Uang Hasil Korupsi Bupati Kapuas Digunakan Untuk Menjadikan Istrinya Sebagai Anggota DPR RI

Bupati Kapuas dan Istri diborgol oleh KPK/detik

Beropini.id - Kasus korupsi kembali mencuat di tanah air, kali ini melibatkan Bupati Kabupaten Kapuas Ben Brahim S Bahat (BBSB) dan istrinya, Ary Egahni (EH). Komisi Pemberantasan Korupsi (KPK) mengungkapkan bahwa pasangan suami istri ini diduga menerima uang hasil suap dari Satuan Kerja Perangkat Daerah (SKPD) maupun pihak swasta.

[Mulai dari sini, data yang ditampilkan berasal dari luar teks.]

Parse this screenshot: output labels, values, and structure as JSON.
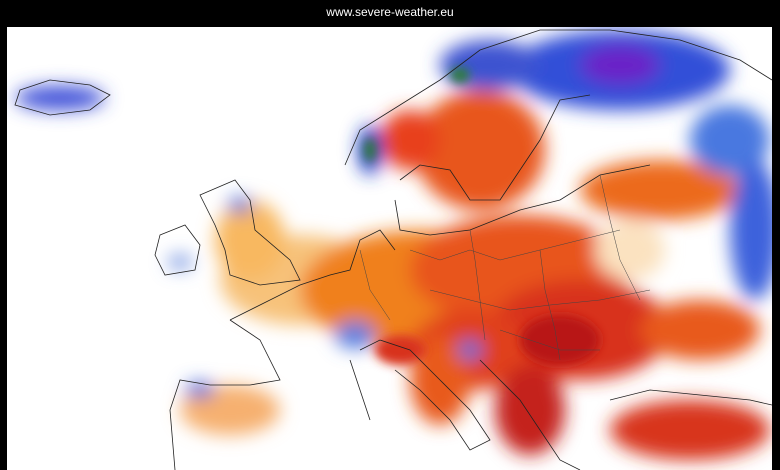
{
  "header": {
    "source": "www.severe-weather.eu"
  }
}
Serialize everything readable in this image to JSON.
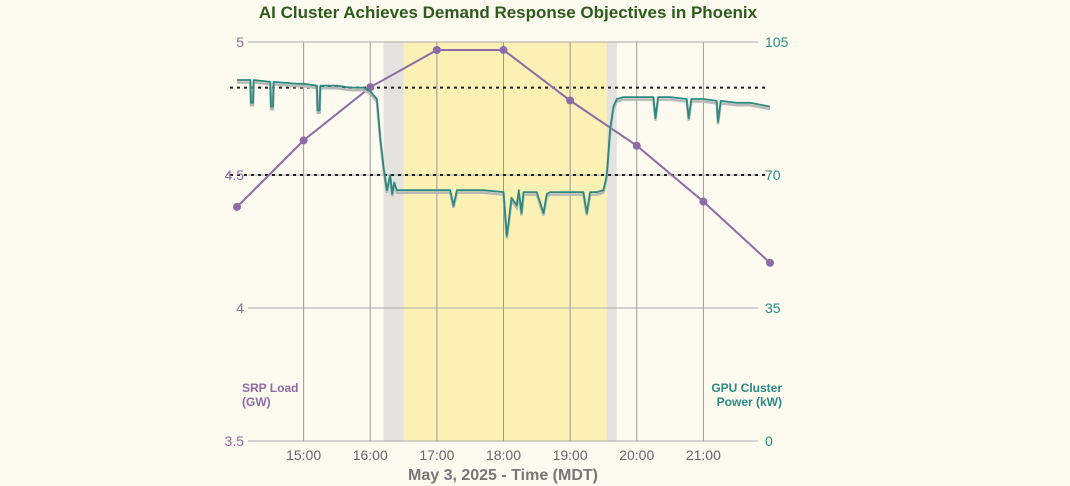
{
  "chart_data": {
    "type": "line",
    "title": "AI Cluster Achieves Demand Response Objectives in Phoenix",
    "xlabel": "May 3, 2025 - Time (MDT)",
    "x_tick_labels": [
      "15:00",
      "16:00",
      "17:00",
      "18:00",
      "19:00",
      "20:00",
      "21:00"
    ],
    "x_ticks_hours": [
      15,
      16,
      17,
      18,
      19,
      20,
      21
    ],
    "xlim_hours": [
      14.0,
      22.0
    ],
    "left_axis": {
      "label_line1": "SRP Load",
      "label_line2": "(GW)",
      "ylim": [
        3.5,
        5.0
      ],
      "ticks": [
        5,
        4.5,
        4,
        3.5
      ],
      "tick_labels": [
        "5",
        "4.5",
        "4",
        "3.5"
      ],
      "color": "#8e6aa8"
    },
    "right_axis": {
      "label_line1": "GPU Cluster",
      "label_line2": "Power (kW)",
      "ylim": [
        0,
        105
      ],
      "ticks": [
        105,
        70,
        35,
        0
      ],
      "tick_labels": [
        "105",
        "70",
        "35",
        "0"
      ],
      "color": "#2a8a80"
    },
    "series": [
      {
        "name": "SRP Load",
        "axis": "left",
        "color": "#8e6aa8",
        "x": [
          14.0,
          15.0,
          16.0,
          17.0,
          18.0,
          19.0,
          20.0,
          21.0,
          22.0
        ],
        "values": [
          4.38,
          4.63,
          4.83,
          4.97,
          4.97,
          4.78,
          4.61,
          4.4,
          4.17
        ]
      },
      {
        "name": "GPU Cluster Power",
        "axis": "right",
        "color": "#2a8a80",
        "x": [
          14.0,
          14.2,
          14.21,
          14.24,
          14.25,
          14.5,
          14.51,
          14.54,
          14.55,
          14.9,
          15.0,
          15.2,
          15.21,
          15.24,
          15.25,
          15.5,
          15.7,
          15.9,
          16.0,
          16.1,
          16.15,
          16.2,
          16.25,
          16.3,
          16.33,
          16.36,
          16.4,
          16.5,
          16.8,
          17.2,
          17.25,
          17.3,
          17.7,
          18.0,
          18.05,
          18.08,
          18.12,
          18.2,
          18.23,
          18.27,
          18.3,
          18.5,
          18.6,
          18.65,
          18.7,
          19.0,
          19.2,
          19.25,
          19.3,
          19.4,
          19.5,
          19.55,
          19.6,
          19.65,
          19.7,
          19.8,
          20.0,
          20.25,
          20.28,
          20.32,
          20.5,
          20.75,
          20.78,
          20.82,
          21.0,
          21.2,
          21.22,
          21.26,
          21.5,
          21.7,
          22.0
        ],
        "values": [
          95,
          95,
          89,
          89,
          95,
          94.5,
          88,
          88,
          94.5,
          94,
          94,
          93.5,
          87,
          87,
          93.5,
          93.5,
          93,
          93,
          92,
          90,
          80,
          72,
          66,
          70,
          65,
          68,
          66,
          66,
          66,
          66,
          62,
          66,
          66,
          65.5,
          54,
          58,
          64,
          62,
          66,
          60,
          65.5,
          65.5,
          60,
          65,
          65.5,
          65.5,
          65.5,
          60,
          65.5,
          65.5,
          66,
          70,
          82,
          88,
          90,
          90.5,
          90.5,
          90.5,
          85,
          90.5,
          90.5,
          90,
          85,
          90,
          90,
          89.5,
          84,
          89.5,
          89,
          89,
          88
        ]
      }
    ],
    "shaded_regions": [
      {
        "name": "transition-start",
        "x": [
          16.2,
          16.5
        ],
        "color": "#e4e3df"
      },
      {
        "name": "event-window",
        "x": [
          16.5,
          19.55
        ],
        "color": "#fbf1b4"
      },
      {
        "name": "transition-end",
        "x": [
          19.55,
          19.7
        ],
        "color": "#e4e3df"
      }
    ],
    "reference_lines": [
      {
        "name": "baseline",
        "axis": "right",
        "value": 93
      },
      {
        "name": "target",
        "axis": "right",
        "value": 70
      }
    ],
    "grid": true
  }
}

Menurut Wakil Ketua KPK, Johanis Tanak, duit haram tersebut digunakan oleh BBSB untuk kepentingan politik. Salah satu kegiatan yang didanai oleh uang suap tersebut adalah operasional saat mengikuti pemilihan Bupati Kapuas, pemilihan Gubernur Kalimantan Tengah, serta keikutsertaan EH dalam pemilihan legislatif di tahun 2019. EH sendiri merupakan anggota DPR RI Fraksi Nasdem periode 2019-2024.

Tak hanya itu, BBSB juga diduga menerima suap dari pihak swasta terkait pengurusan izin lokasi perkebunan di Kabupaten Kapuas, Kalimantan Tengah. Total uang yang diterima mencapai Rp8,7 miliar. Uang suap ini juga digunakan untuk membayar dua lembaga survei nasional.

Selain itu, BBSB juga meminta bantuan pihak swasta dalam kontestasi politik, seperti menyiapkan sejumlah massa saat mengikuti pemilihan Bupati Kapuas, pemilihan Gubernur Kalteng, dan EH saat maju dalam pemilihan anggota DPR RI.

Direktur Penyidikan KPK, Asep Guntur, menjelaskan bahwa pihaknya akan menelusuri lebih lanjut soal uang yang digunakan BBSB dan EH untuk kepentingan politik. BBSB berasal dari Partai Golkar, sedangkan EH adalah kader Partai Nasdem.

KPK menetapkan BBSB dan EH sebagai tersangka terkait kasus dugaan rasuah pemotongan anggaran seolah-olah sebagai utang kepada penyelenggara negara disertai dengan penerimaan suap di lingkungan Pemerintah Daerah Kabupaten Kapuas, Kalimantan Tengah. 

Keduanya ditahan oleh KPK selama 20 hari ke depan. Mereka disangkakan melanggar Pasal 12 huruf f dan Pasal 11 Undang-Undang Nomor 31 Tahun 1999 tentang Pemberantasan Tindak Pidana Korupsi sebagaimana telah diubah dengan Undang-Undang Nomor 20 Tahun 2001 tentang Perubahan Atas Undang-Undang Nomor 31 Tahun 1999 tentang Pemberantasan Tindak Pidana Korupsi Jo Pasal 55 ayat (1) ke 1 KUHP.

Kasus ini kembali memperlihatkan betapa merajalelanya tindak korupsi di Indonesia, terutama dalam lingkup pemerintahan daerah. Untuk itu, peran serta masyarakat sangat diperlukan dalam memberantas tindak korupsi ini.